A second type of diversity exists in organizational efforts designated as diversity initiatives, such as those commonly found on university campuses. This second type most often resembles The Matrix because the manifestations of these diversity initiatives tend to be limited to rhetorical outcomes (mission and diversity statements, etc.) and superficial goals (hiring or admitting people who can be labeled “diverse,” etc.).
This second type can be dangerous since it does not disrupt the status quo of centering whiteness or being male but seems to be diverse; this second type can also spur open hostility to diversity as well. Those who unconsciously or consciously oppose diversity as a goal tend to confront the superficial possibilities of diversity initiatives by asserting “We can’t just hire/admit diversity for diversity’s sake”—a claim that can seem credible if not fully unpacked (ignoring, for example, the long history of people being hired because they are white or men).

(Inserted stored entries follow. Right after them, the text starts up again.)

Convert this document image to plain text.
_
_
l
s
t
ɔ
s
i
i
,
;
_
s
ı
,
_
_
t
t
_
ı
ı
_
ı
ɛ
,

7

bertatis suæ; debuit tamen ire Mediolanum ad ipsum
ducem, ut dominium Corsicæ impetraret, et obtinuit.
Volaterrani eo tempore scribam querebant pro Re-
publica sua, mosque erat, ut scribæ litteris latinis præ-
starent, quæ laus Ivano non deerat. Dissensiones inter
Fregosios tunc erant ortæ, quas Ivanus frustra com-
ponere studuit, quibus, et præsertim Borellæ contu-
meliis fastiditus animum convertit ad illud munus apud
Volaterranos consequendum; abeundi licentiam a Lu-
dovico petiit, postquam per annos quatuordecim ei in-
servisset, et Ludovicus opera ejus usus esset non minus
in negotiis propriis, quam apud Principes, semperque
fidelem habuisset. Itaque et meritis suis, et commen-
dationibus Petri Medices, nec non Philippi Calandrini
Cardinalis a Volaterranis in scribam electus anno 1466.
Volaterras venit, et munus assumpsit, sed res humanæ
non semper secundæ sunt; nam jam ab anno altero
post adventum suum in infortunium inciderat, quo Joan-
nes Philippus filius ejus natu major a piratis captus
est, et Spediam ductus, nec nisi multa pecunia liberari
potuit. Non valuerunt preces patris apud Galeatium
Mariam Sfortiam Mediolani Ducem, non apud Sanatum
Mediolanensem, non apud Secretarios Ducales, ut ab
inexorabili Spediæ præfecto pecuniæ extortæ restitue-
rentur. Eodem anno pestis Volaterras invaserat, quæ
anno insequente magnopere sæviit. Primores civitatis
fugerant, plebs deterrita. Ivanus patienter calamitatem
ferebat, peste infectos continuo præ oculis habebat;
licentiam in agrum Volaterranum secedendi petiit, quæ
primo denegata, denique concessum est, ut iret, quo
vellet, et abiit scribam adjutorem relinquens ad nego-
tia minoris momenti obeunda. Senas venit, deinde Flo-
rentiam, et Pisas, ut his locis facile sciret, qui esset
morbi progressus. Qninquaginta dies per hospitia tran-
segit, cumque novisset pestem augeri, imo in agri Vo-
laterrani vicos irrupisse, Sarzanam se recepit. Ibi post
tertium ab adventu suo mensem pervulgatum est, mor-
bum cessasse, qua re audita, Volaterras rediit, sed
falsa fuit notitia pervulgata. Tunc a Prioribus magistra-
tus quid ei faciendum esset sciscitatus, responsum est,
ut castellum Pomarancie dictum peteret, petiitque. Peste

As I noted above, this superficial diversity allows lifting identifiable diverse people, Ben Carson or Clarence Thomas, to positions as a nod to diversity even as those so-called diverse people work against the interests of marginalized people. Carson claims racism no longer exists, and Thomas works to dismantle the affirmative action that he benefitted from in his career.
Yet, the Republican Party can point to these men as proof of diversity in the party.

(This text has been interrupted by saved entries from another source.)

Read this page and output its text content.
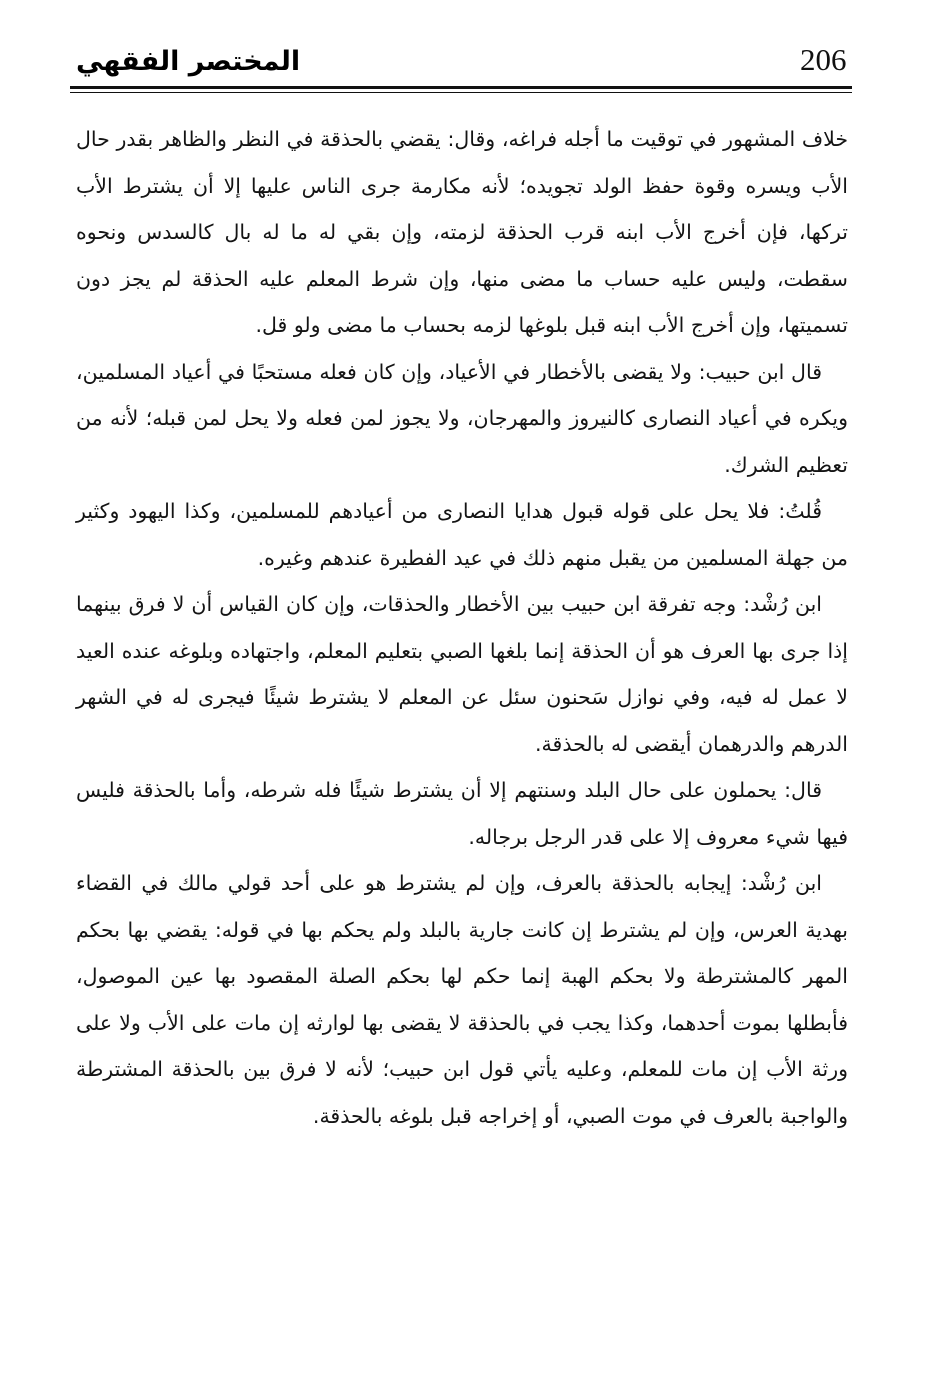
206
المختصر الفقهي

خلاف المشهور في توقيت ما أجله فراغه، وقال: يقضي بالحذقة في النظر والظاهر بقدر حال الأب ويسره وقوة حفظ الولد تجويده؛ لأنه مكارمة جرى الناس عليها إلا أن يشترط الأب تركها، فإن أخرج الأب ابنه قرب الحذقة لزمته، وإن بقي له ما له بال كالسدس ونحوه سقطت، وليس عليه حساب ما مضى منها، وإن شرط المعلم عليه الحذقة لم يجز دون تسميتها، وإن أخرج الأب ابنه قبل بلوغها لزمه بحساب ما مضى ولو قل.

قال ابن حبيب: ولا يقضى بالأخطار في الأعياد، وإن كان فعله مستحبًا في أعياد المسلمين، ويكره في أعياد النصارى كالنيروز والمهرجان، ولا يجوز لمن فعله ولا يحل لمن قبله؛ لأنه من تعظيم الشرك.

قُلتُ: فلا يحل على قوله قبول هدايا النصارى من أعيادهم للمسلمين، وكذا اليهود وكثير من جهلة المسلمين من يقبل منهم ذلك في عيد الفطيرة عندهم وغيره.

ابن رُشْد: وجه تفرقة ابن حبيب بين الأخطار والحذقات، وإن كان القياس أن لا فرق بينهما إذا جرى بها العرف هو أن الحذقة إنما بلغها الصبي بتعليم المعلم، واجتهاده وبلوغه عنده العيد لا عمل له فيه، وفي نوازل سَحنون سئل عن المعلم لا يشترط شيئًا فيجرى له في الشهر الدرهم والدرهمان أيقضى له بالحذقة.

قال: يحملون على حال البلد وسنتهم إلا أن يشترط شيئًا فله شرطه، وأما بالحذقة فليس فيها شيء معروف إلا على قدر الرجل برجاله.

ابن رُشْد: إيجابه بالحذقة بالعرف، وإن لم يشترط هو على أحد قولي مالك في القضاء بهدية العرس، وإن لم يشترط إن كانت جارية بالبلد ولم يحكم بها في قوله: يقضي بها بحكم المهر كالمشترطة ولا بحكم الهبة إنما حكم لها بحكم الصلة المقصود بها عين الموصول، فأبطلها بموت أحدهما، وكذا يجب في بالحذقة لا يقضى بها لوارثه إن مات على الأب ولا على ورثة الأب إن مات للمعلم، وعليه يأتي قول ابن حبيب؛ لأنه لا فرق بين بالحذقة المشترطة والواجبة بالعرف في موت الصبي، أو إخراجه قبل بلوغه بالحذقة.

A third type, the elusive type, of diversity in which both empirical diversity exists—we can see Black and brown people, and women in roles and positions disproportionately dominated by white men—and their status actively de-centers whiteness and being a man.
During the current 2019 women’s World Cup, we may be witnessing something close to this third type in the person of Megan Rapinoe who is centering being a world-class woman athlete (deconstructing the “plays like a man” narrative and among women teammates demanding equal pay for their performance) and gay:
“To me, it’s literally all the same, insofar as I want people to respect who I am, what I am — being gay, being a woman, being a professional athlete, whatever,” Ms. Rapinoe said in the article. “That is the exact same thing as what Colin did.”
For films, or any art, and organizations claiming to seek diversity as a goal, then, there is much more involved than simple empirical diversity.
The Matrix trilogy remains an iconic work of cinematic science fiction, and much about the narrative breaths life into traditional frames, such as the white savior, in ways that we can enjoy and even praise.
But the success of The Matrix also depends on a lazy public, one awash in the first type of diversity and occasionally tolerant of the second type. There also is a great deal of flash and visual spectacle that makes The Matrix appealing—and ultimately dangerous like Ben Carson and Clarence Thomas.
Even for those of us who have affinity for The Matrix trilogy, and the resurgence of admiration for Keanu Reeves, we must be able to confront the failures in this series in terms of diversity and then admit we can, and must, do better.